Nous ne construirons pas l'Europe de nos ambitions, l'Europe que nous voulons pour les Européens, sans nous donner les instruments pour le faire.

La politique de cohésion que je vous propose aujourd'hui aura pour but, partout en Europe, de favoriser la croissance durable en concentrant ses efforts sur l'innovation et la société de l'information ; l'environnement et la prévention des risques ; l'accessibilité et les services d'intérêt économique général ; et naturellement l'emploi, la formation.

Pour cela, la politique de cohésion aura trois priorités.

    Première priorité, qui mobilisera environ 78 % de l'enveloppe globale : soutenir la convergence des Etats et des régions les moins développés. Comme aujourd'hui, cela concernera les régions de l'Union dont le PIB par habitant est inférieur à 75 % de la moyenne communautaire. Comme aujourd'hui, conformément au traité, le fonds de cohésion ira aux Etats dont le PNB est inférieur à 90 % de la moyenne communautaire.

Mais parce qu'une petite vingtaine de régions aurait continué à bénéficier de cette priorité, si l'évaluation statistique à 25 de leur développement n'avait pas artificiellement bondi, nous proposons pour elles un traitement financier préférentiel et temporaire. C'est une solution qui me paraît équitable.

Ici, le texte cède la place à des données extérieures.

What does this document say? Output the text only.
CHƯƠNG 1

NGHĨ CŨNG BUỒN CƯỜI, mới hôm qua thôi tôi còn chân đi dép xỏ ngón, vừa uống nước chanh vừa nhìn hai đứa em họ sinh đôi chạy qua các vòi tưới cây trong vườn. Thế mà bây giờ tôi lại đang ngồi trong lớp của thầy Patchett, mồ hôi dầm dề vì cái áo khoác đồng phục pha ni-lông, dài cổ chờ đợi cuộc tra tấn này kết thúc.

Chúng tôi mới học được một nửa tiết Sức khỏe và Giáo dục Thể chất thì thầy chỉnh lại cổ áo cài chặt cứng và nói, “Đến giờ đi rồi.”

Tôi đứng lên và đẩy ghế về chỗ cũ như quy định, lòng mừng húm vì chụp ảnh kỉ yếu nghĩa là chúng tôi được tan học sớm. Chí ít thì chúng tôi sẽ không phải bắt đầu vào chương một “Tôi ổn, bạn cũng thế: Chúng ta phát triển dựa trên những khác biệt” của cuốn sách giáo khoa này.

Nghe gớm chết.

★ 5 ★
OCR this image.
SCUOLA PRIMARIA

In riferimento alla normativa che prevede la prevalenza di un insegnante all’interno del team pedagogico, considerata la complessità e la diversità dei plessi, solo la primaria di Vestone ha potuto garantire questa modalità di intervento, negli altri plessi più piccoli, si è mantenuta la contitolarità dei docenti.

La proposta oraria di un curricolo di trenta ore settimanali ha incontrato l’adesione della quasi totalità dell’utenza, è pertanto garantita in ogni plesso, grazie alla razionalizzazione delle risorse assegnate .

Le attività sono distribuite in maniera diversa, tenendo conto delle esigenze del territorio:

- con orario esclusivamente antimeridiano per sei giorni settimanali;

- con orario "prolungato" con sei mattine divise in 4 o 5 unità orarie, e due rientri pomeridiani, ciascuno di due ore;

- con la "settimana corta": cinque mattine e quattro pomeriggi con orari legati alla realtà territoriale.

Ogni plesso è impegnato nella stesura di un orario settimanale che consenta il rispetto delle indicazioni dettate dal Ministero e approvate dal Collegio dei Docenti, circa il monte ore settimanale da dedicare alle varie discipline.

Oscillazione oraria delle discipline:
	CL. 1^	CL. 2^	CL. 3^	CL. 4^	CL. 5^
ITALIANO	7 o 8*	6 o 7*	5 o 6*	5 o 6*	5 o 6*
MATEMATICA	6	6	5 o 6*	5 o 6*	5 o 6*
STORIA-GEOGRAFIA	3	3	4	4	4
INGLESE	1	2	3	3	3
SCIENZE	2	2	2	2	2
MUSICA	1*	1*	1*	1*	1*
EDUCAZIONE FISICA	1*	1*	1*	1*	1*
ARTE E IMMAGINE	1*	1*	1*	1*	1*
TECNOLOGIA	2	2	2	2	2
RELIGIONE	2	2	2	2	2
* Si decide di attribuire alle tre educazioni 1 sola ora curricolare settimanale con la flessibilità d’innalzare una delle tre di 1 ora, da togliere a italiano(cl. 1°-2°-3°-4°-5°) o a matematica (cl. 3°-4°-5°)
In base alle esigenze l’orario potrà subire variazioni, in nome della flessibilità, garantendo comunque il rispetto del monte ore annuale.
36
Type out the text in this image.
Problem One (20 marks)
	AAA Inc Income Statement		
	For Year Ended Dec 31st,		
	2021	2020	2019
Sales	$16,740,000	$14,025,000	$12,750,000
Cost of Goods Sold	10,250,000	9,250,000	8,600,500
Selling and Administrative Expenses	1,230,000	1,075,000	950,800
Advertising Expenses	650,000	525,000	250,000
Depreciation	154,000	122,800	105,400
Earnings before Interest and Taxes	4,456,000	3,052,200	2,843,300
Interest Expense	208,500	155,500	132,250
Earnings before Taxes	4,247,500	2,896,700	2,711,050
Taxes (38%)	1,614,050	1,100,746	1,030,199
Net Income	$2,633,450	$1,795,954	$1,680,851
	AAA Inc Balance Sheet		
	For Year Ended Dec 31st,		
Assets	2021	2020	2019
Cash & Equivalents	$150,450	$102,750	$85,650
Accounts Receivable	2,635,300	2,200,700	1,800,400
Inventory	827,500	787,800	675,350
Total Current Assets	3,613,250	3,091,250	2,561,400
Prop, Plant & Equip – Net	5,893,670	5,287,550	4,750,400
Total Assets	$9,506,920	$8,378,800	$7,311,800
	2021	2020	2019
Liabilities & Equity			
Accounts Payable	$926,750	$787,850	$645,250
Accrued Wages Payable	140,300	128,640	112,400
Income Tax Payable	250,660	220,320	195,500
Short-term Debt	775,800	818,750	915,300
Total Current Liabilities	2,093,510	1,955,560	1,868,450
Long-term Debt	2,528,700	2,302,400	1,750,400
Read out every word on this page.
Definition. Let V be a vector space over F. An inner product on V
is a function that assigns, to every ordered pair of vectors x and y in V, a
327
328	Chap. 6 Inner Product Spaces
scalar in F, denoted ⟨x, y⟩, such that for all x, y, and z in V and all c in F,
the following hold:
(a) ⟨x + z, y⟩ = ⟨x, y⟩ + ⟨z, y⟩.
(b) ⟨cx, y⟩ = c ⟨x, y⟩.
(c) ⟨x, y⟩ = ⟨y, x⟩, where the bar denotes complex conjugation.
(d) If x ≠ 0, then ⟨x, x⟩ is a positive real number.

    Pour ces régions, mon collègue Mario Monti et moi-même avons également proposé une solution équitable pour les aides d'Etat, qui reconnaît le caractère temporaire de leur situation, mais leur permet des taux d'aides généreux.

      Deuxième priorité, qui mobilisera 18 % environ de l'enveloppe globale : la compétitivité régionale et l'emploi et qui concernera tous les autres territoires de l'Union, toutes les autres régions.

 Il s'agit de combiner deux efforts, deux méthodes.

 Un effort ciblé, dans les régions, sur les thèmes-clés de la croissance durable.

    Un effort national, centré sur l'emploi, et plus spécifiquement la création d'emplois, l'adaptabilité des travailleurs, et l'accès au marché du travail des personnes les plus vulnérables.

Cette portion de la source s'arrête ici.